A dozen minutes later Shearer got onto the scoresheet himself. Following a run down the left flank, the England striker clipped a cross field ball to Beardsley. The England striker’s shot was saved by Schmeichel. The ball ran loose to Ferdinand, and again the outstanding Danish goalkeeper kept the score down to three. Finally, the ball found its way to Shearer who delightedly drove home the fourth goal. The massed ranks of Manchester United fans who had given Shearer plenty of grief throughout the game began to head for the exits. Those United Roads were going to be full earlier than expected.
Four goals without reply was just the sort of scoreline the home fans had craved, but the pressure kept on coming. Inside the last ten minutes, Lee and Batty combined on the left, before the former found Phillipe Albert advancing in support. Four goals clear, the last thing you’re looking to see is your centre-back joining in the attack, but this was Keegan’s team and Albert was cultured footballer as well as a solid defender.

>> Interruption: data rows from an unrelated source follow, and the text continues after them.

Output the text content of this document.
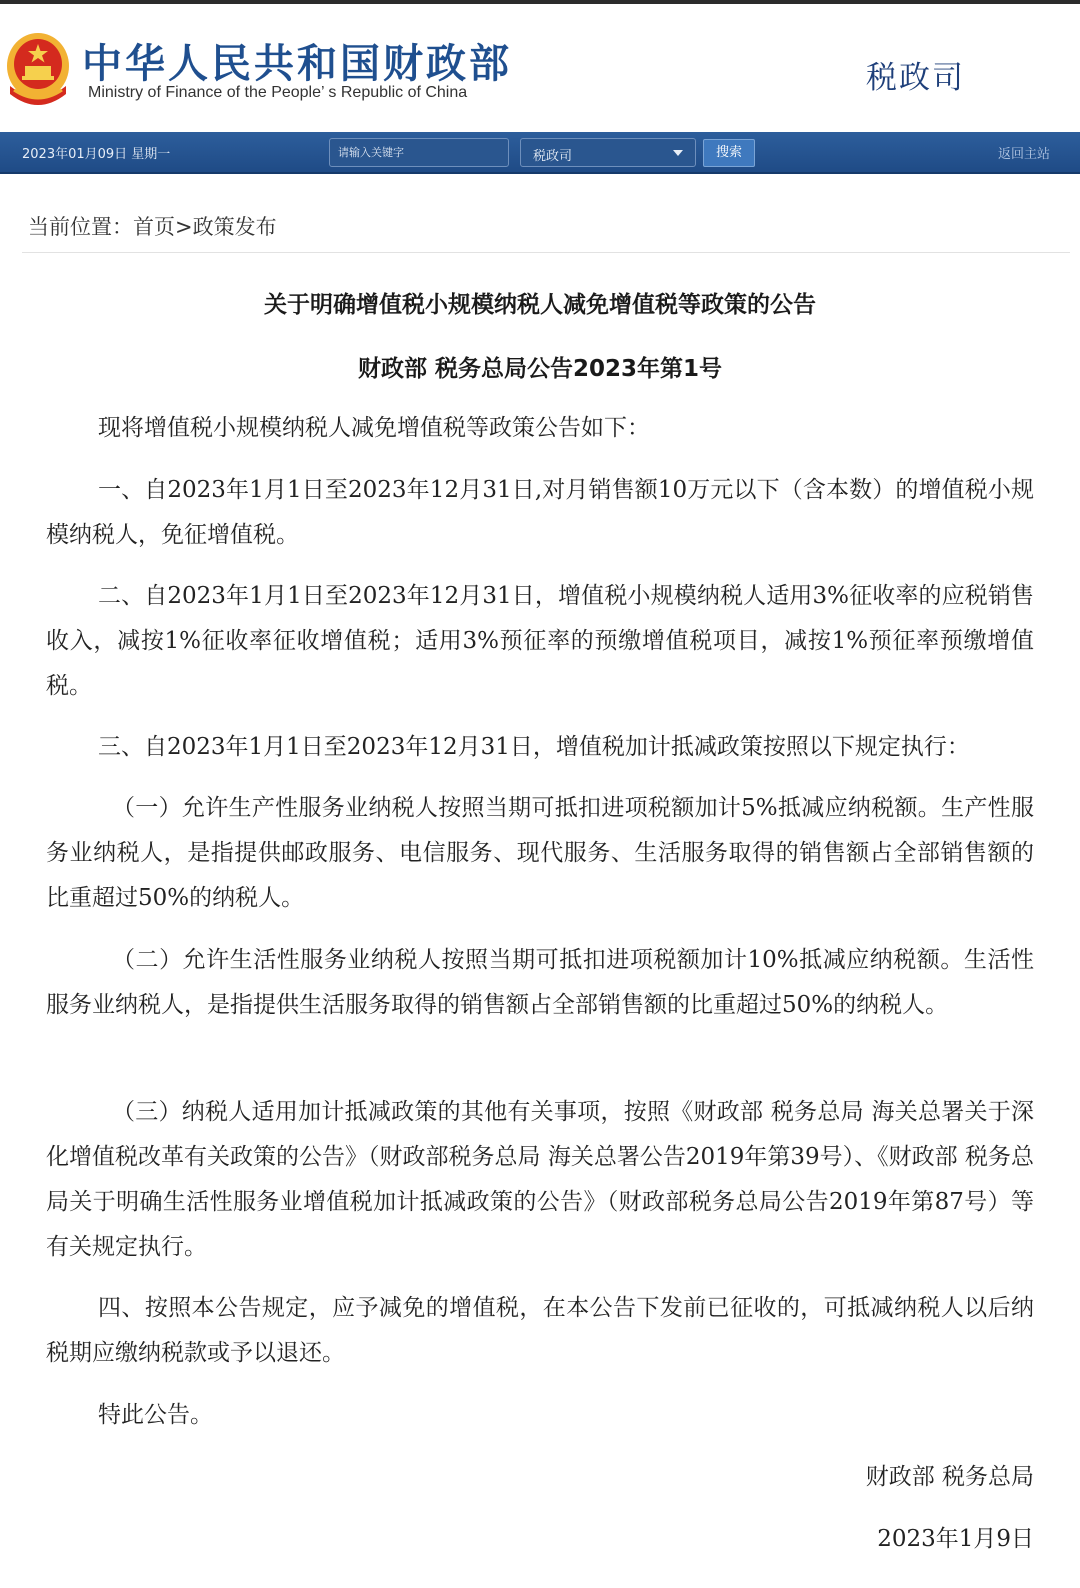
中华人民共和国财政部
Ministry of Finance of the People’ s Republic of China	税政司
2023年01月09日 星期一
请输入关键字	税政司	搜索	返回主站
当前位置：首页>政策发布
关于明确增值税小规模纳税人减免增值税等政策的公告
财政部 税务总局公告2023年第1号

现将增值税小规模纳税人减免增值税等政策公告如下：

一、自2023年1月1日至2023年12月31日,对月销售额10万元以下（含本数）的增值税小规模纳税人，免征增值税。

二、自2023年1月1日至2023年12月31日，增值税小规模纳税人适用3%征收率的应税销售收入，减按1%征收率征收增值税；适用3%预征率的预缴增值税项目，减按1%预征率预缴增值税。

三、自2023年1月1日至2023年12月31日，增值税加计抵减政策按照以下规定执行：

（一）允许生产性服务业纳税人按照当期可抵扣进项税额加计5%抵减应纳税额。生产性服务业纳税人，是指提供邮政服务、电信服务、现代服务、生活服务取得的销售额占全部销售额的比重超过50%的纳税人。

（二）允许生活性服务业纳税人按照当期可抵扣进项税额加计10%抵减应纳税额。生活性服务业纳税人，是指提供生活服务取得的销售额占全部销售额的比重超过50%的纳税人。

（三）纳税人适用加计抵减政策的其他有关事项，按照《财政部 税务总局 海关总署关于深化增值税改革有关政策的公告》（财政部税务总局 海关总署公告2019年第39号）、《财政部 税务总局关于明确生活性服务业增值税加计抵减政策的公告》（财政部税务总局公告2019年第87号）等有关规定执行。

四、按照本公告规定，应予减免的增值税，在本公告下发前已征收的，可抵减纳税人以后纳税期应缴纳税款或予以退还。

特此公告。

财政部 税务总局
2023年1月9日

Collecting the pass, he feigned a drive on goal, causing Schmeichel to advance slightly, then clipped the ball majestically over the goalkeeper’s blond head and into the net for the most audacious of ‘cherry on the icing of the cake’ sort of goals. Not only was it the fifth goal, it was a strike of elegance and skill redolent of the sort of football Keegan preached. It resulted in one Geordie fan rushing to the dugout in front of Keegan in worship. King Kev had been promoted to a much higher rank. 36,000-odd Geordies would hardly have demurred.

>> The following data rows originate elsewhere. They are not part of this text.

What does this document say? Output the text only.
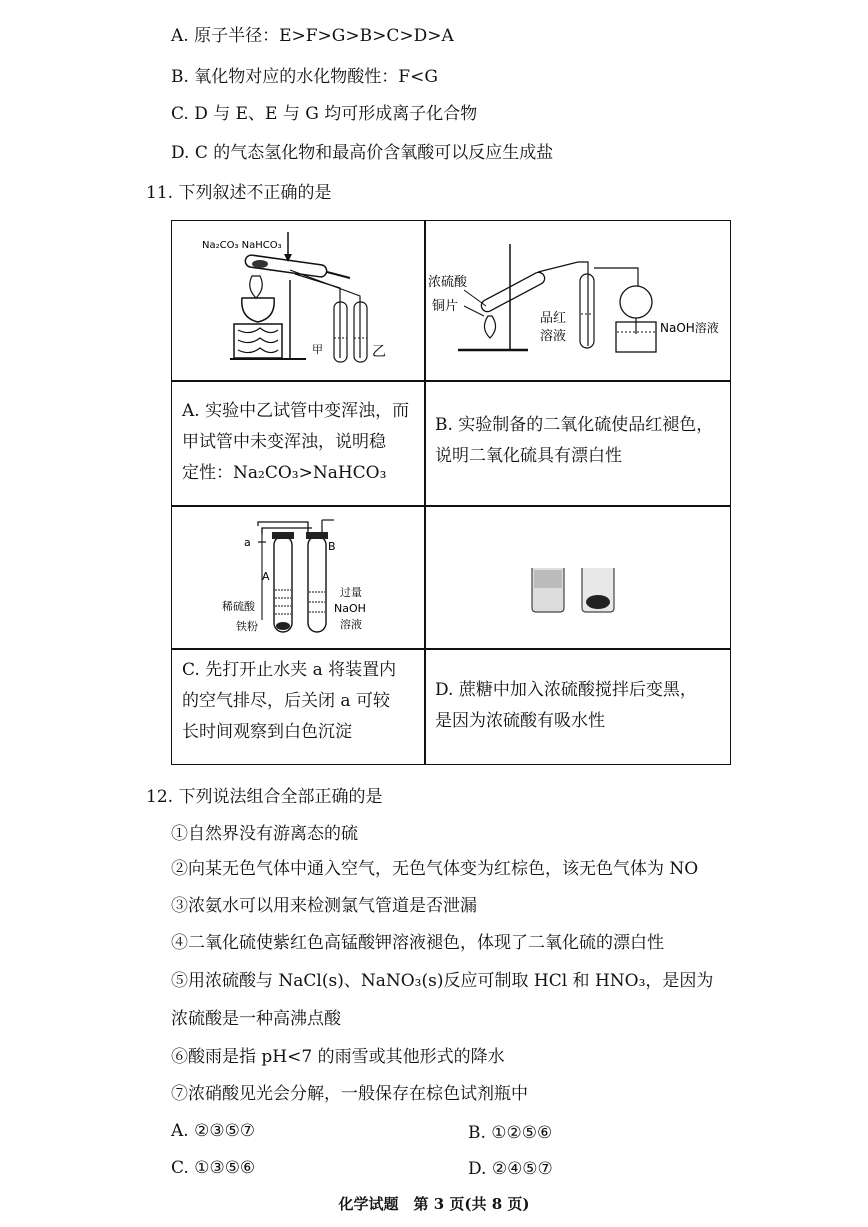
A. 原子半径：E>F>G>B>C>D>A
B. 氧化物对应的水化物酸性：F<G
C. D 与 E、E 与 G 均可形成离子化合物
D. C 的气态氢化物和最高价含氧酸可以反应生成盐
11. 下列叙述不正确的是
Na₂CO₃ NaHCO₃
甲	乙
浓硫酸
铜片
品红
溶液
NaOH溶液
A. 实验中乙试管中变浑浊，而
甲试管中未变浑浊，说明稳
定性：Na₂CO₃>NaHCO₃
B. 实验制备的二氧化硫使品红褪色，
说明二氧化硫具有漂白性
a
A
B
稀硫酸
铁粉
过量
NaOH
溶液
C. 先打开止水夹 a 将装置内
的空气排尽，后关闭 a 可较
长时间观察到白色沉淀
D. 蔗糖中加入浓硫酸搅拌后变黑，
是因为浓硫酸有吸水性
12. 下列说法组合全部正确的是
①自然界没有游离态的硫
②向某无色气体中通入空气，无色气体变为红棕色，该无色气体为 NO
③浓氨水可以用来检测氯气管道是否泄漏
④二氧化硫使紫红色高锰酸钾溶液褪色，体现了二氧化硫的漂白性
⑤用浓硫酸与 NaCl(s)、NaNO₃(s)反应可制取 HCl 和 HNO₃，是因为
浓硫酸是一种高沸点酸
⑥酸雨是指 pH<7 的雨雪或其他形式的降水
⑦浓硝酸见光会分解，一般保存在棕色试剂瓶中
A. ②③⑤⑦	B. ①②⑤⑥
C. ①③⑤⑥	D. ②④⑤⑦
化学试题　第 3 页(共 8 页)
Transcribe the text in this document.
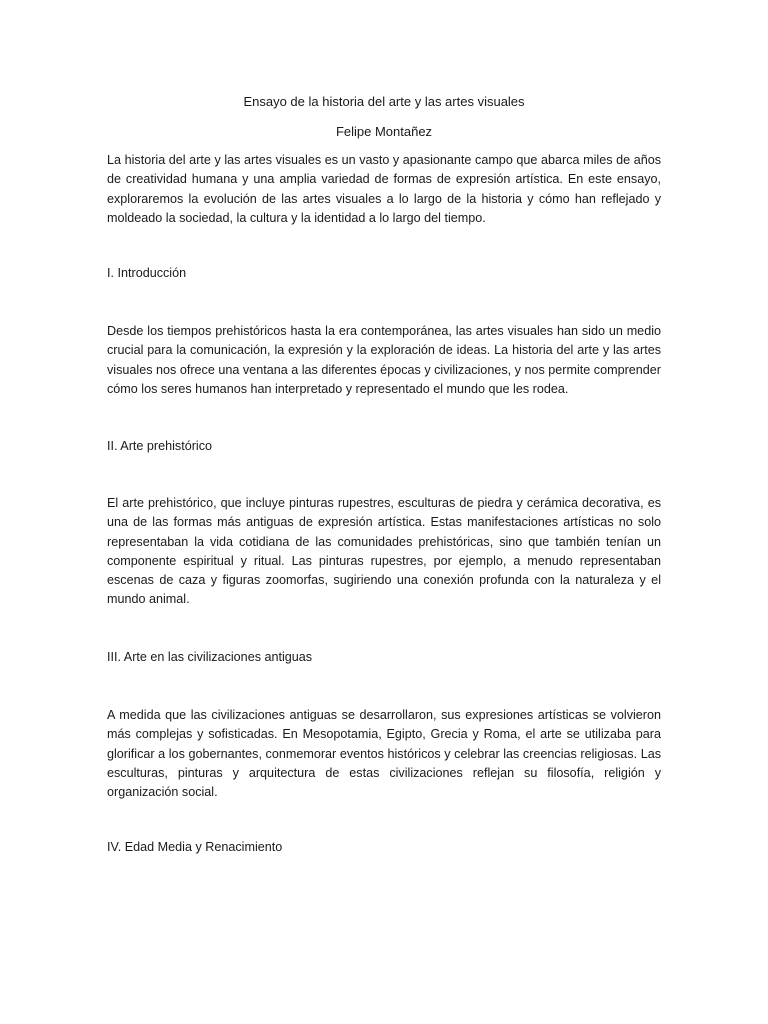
Ensayo de la historia del arte y las artes visuales
Felipe Montañez

La historia del arte y las artes visuales es un vasto y apasionante campo que abarca miles de años de creatividad humana y una amplia variedad de formas de expresión artística. En este ensayo, exploraremos la evolución de las artes visuales a lo largo de la historia y cómo han reflejado y moldeado la sociedad, la cultura y la identidad a lo largo del tiempo.

I. Introducción

Desde los tiempos prehistóricos hasta la era contemporánea, las artes visuales han sido un medio crucial para la comunicación, la expresión y la exploración de ideas. La historia del arte y las artes visuales nos ofrece una ventana a las diferentes épocas y civilizaciones, y nos permite comprender cómo los seres humanos han interpretado y representado el mundo que les rodea.

II. Arte prehistórico

El arte prehistórico, que incluye pinturas rupestres, esculturas de piedra y cerámica decorativa, es una de las formas más antiguas de expresión artística. Estas manifestaciones artísticas no solo representaban la vida cotidiana de las comunidades prehistóricas, sino que también tenían un componente espiritual y ritual. Las pinturas rupestres, por ejemplo, a menudo representaban escenas de caza y figuras zoomorfas, sugiriendo una conexión profunda con la naturaleza y el mundo animal.

III. Arte en las civilizaciones antiguas

A medida que las civilizaciones antiguas se desarrollaron, sus expresiones artísticas se volvieron más complejas y sofisticadas. En Mesopotamia, Egipto, Grecia y Roma, el arte se utilizaba para glorificar a los gobernantes, conmemorar eventos históricos y celebrar las creencias religiosas. Las esculturas, pinturas y arquitectura de estas civilizaciones reflejan su filosofía, religión y organización social.

IV. Edad Media y Renacimiento
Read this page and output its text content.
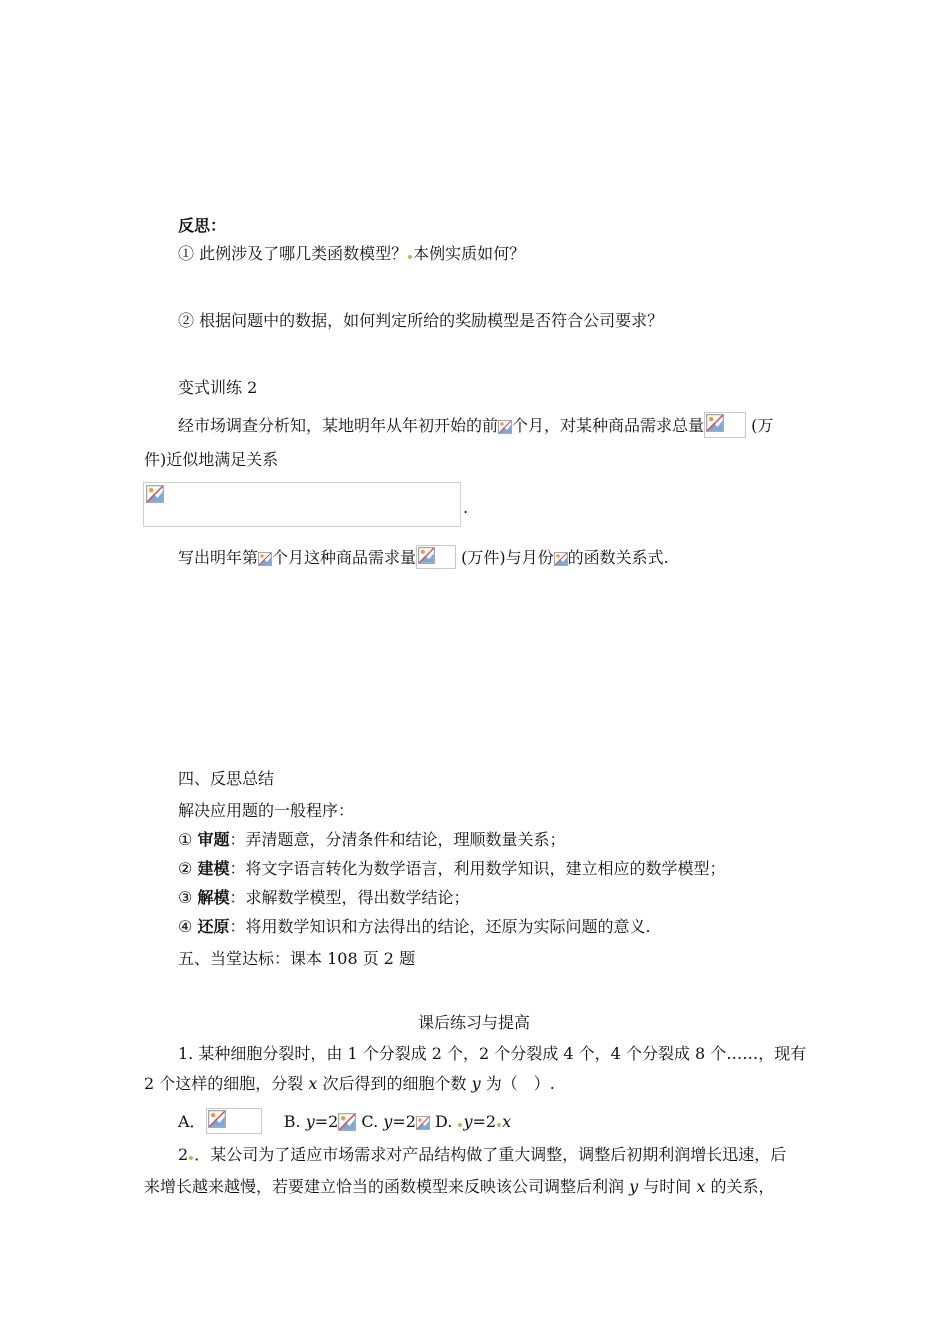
反思：
① 此例涉及了哪几类函数模型？ 本例实质如何？
② 根据问题中的数据，如何判定所给的奖励模型是否符合公司要求？
变式训练 2
经市场调查分析知，某地明年从年初开始的前 个月，对某种商品需求总量	(万
件)近似地满足关系
.
写出明年第 个月这种商品需求量	(万件)与月份 的函数关系式.
四、反思总结
解决应用题的一般程序：
① 审题：弄清题意，分清条件和结论，理顺数量关系；
② 建模：将文字语言转化为数学语言，利用数学知识，建立相应的数学模型；
③ 解模：求解数学模型，得出数学结论；
④ 还原：将用数学知识和方法得出的结论，还原为实际问题的意义.
五、当堂达标：课本 108 页 2 题
课后练习与提高
1. 某种细胞分裂时，由 1 个分裂成 2 个，2 个分裂成 4 个，4 个分裂成 8 个……，现有
2 个这样的细胞，分裂 x 次后得到的细胞个数 y 为（　）.
A．	B. y=2 C. y=2 D. y=2 x
2 ．某公司为了适应市场需求对产品结构做了重大调整，调整后初期利润增长迅速，后
来增长越来越慢，若要建立恰当的函数模型来反映该公司调整后利润 y 与时间 x 的关系，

Much later, the now beatified home manager recalled an incident that left a mark on him. “I always remember standing at the top of the steps as the Manchester United players left the ground,” Keegan remembered. “The last one out was Eric Cantona and he shook my hand and said, ‘You’ve got a ——- good team’. His English was perfect. You’ve got to enjoy those moments.” Indeed you have. What heights of joy. From such a summit though often follows a fall. Inside three months later, Keegan was gone.

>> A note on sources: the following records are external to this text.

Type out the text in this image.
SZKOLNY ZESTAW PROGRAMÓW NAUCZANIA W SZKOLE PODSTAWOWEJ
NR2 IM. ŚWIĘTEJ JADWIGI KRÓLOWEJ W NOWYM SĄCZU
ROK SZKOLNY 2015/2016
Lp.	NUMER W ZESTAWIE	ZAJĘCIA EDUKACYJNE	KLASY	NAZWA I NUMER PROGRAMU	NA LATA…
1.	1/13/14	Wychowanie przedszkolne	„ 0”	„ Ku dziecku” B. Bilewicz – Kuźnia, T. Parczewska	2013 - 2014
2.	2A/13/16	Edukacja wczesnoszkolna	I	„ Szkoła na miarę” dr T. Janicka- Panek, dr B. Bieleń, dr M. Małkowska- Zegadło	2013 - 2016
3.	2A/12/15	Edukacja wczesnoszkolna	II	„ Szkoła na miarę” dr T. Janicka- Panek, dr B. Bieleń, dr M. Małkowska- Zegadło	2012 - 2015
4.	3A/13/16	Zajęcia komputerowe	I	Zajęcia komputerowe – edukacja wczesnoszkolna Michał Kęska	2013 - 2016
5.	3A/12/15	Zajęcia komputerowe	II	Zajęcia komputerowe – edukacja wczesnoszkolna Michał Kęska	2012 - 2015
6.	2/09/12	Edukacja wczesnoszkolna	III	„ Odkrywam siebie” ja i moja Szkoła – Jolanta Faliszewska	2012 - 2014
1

On 8th January 1997, a statement released by the club confirmed rumours circulating around the city.
‘Newcastle United Football Club today announce the resignation of manager Kevin Keegan. Kevin informed the board of his wish to resign at the end of the season, having decided he no longer wishes to continue in football management at this stage in his life. Following lengthy discussions of which the board attempted to persuade Kevin to change his mind, both parties eventually agreed that the best route forward was for the club to, reluctantly, accept his resignation with immediate effect.’
Ever the honourable man, Keegan’a statement sounded like the lament of an exhausted man. All that charging downhill can be a wearying process, and rather than waving flags and blowing bugles, Keegan was waving goodbye and blowing kisses.
‘It was my decision and my decision alone to resign. I feel I have taken the club as far as I can, and that it would be in the best interests of all concerned if I resigned now. I wish the club and everyone concerned with it all the best for the future.’
Keegan would be replaced by Kenny Dalglish, as he had been as a Liverpool player a couple of decades earlier. The new man couldn’t work the Oracle though, and Newcastle again finished as runners-up behind Manchester United. You see, Hall’s statement had been correct, even if he hadn’t meant it in that context.
The following season they were outside of the top ten and wouldn’t revisit such exalted heights until under the management of Sir Bobby Robson, when they finished in fourth place. Keegan did return briefly, but the magic had gone. That day in October had been the summit. From there, everything was downhill. No bugles. No Flags. Just downhill.